Aryl brushed imaginary dust from her tunic. She’d ’ported inside the Council Chamber. Windows stretched to the high ceiling, their lower two thirds obscured by gravel and dust thanks to the Oud. The floor, which should gleam, was dull. No dust, as if the inside of the Cloisters cleaned itself, but no feet or cloth had burnished its surface for long years.

Eighty-three years, according to Marcus, had passed since Sona’s destruction by the Oud. That was his skill: to follow trails through the past as a hunter would prey by the bend of a frond or an impression on bark. What Marcus and his fellows sought lay so long ago that—if she believed him—lakes and mountains had swallowed the remains of those who’d once lived on this and other worlds.

The Hoveny Concentrix, he called them. A vast civilization blending thousands of different kinds of beings that had failed long before the current blend of races, the First, laid claim to this part of space. Most recent of all, his kind, Humanity, with their far-flung Commonwealth.
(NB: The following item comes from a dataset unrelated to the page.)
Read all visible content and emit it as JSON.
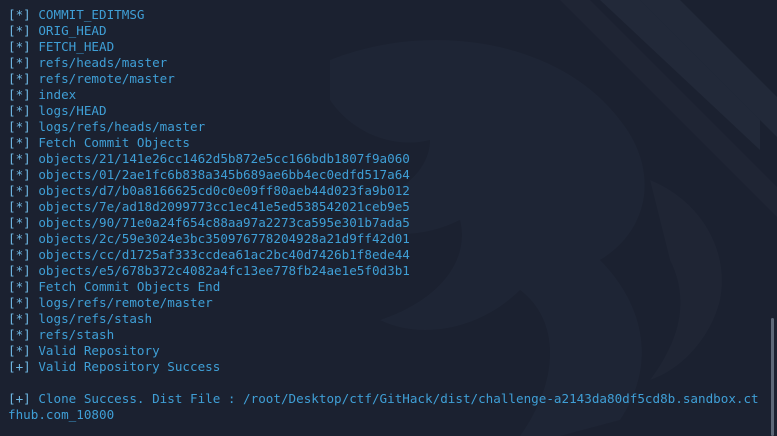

At this edge, a Trade Pact had formed with the First. Layer upon layer of civilizations, stretched through time as much as distance.

Enris found the concept fascinating.

Aryl found it troubling, if she thought of it at all.

Though it was hard not to think of the past, here, standing where unknown Om’ray had stood. Her sleep was no longer visited by their memories, the dreams a Cloisters sent to inform Choosers and Adepts at need. On the journey here, Seru had dreamed the death of Sona’s Om’ray, a warning to keep away. When they’d refused to take heed and settled in the ruined village, new dreams had shown them where to find food, as well as images of how the Sona had lived.

This had been a prosperous, advanced Clan. Every Sona, not just Adepts, could read and write. They’d lived in peace with their Tikitik neighbors, trading certain crops for wood for their homes, for the knowledge of how to make a difficult land fruitful. Numerous, too. Cetto estimated Sona’s village could have housed over a thousand Om’ray, and there had been a second settlement, outside the Cloisters, devoted to the aged and infirm.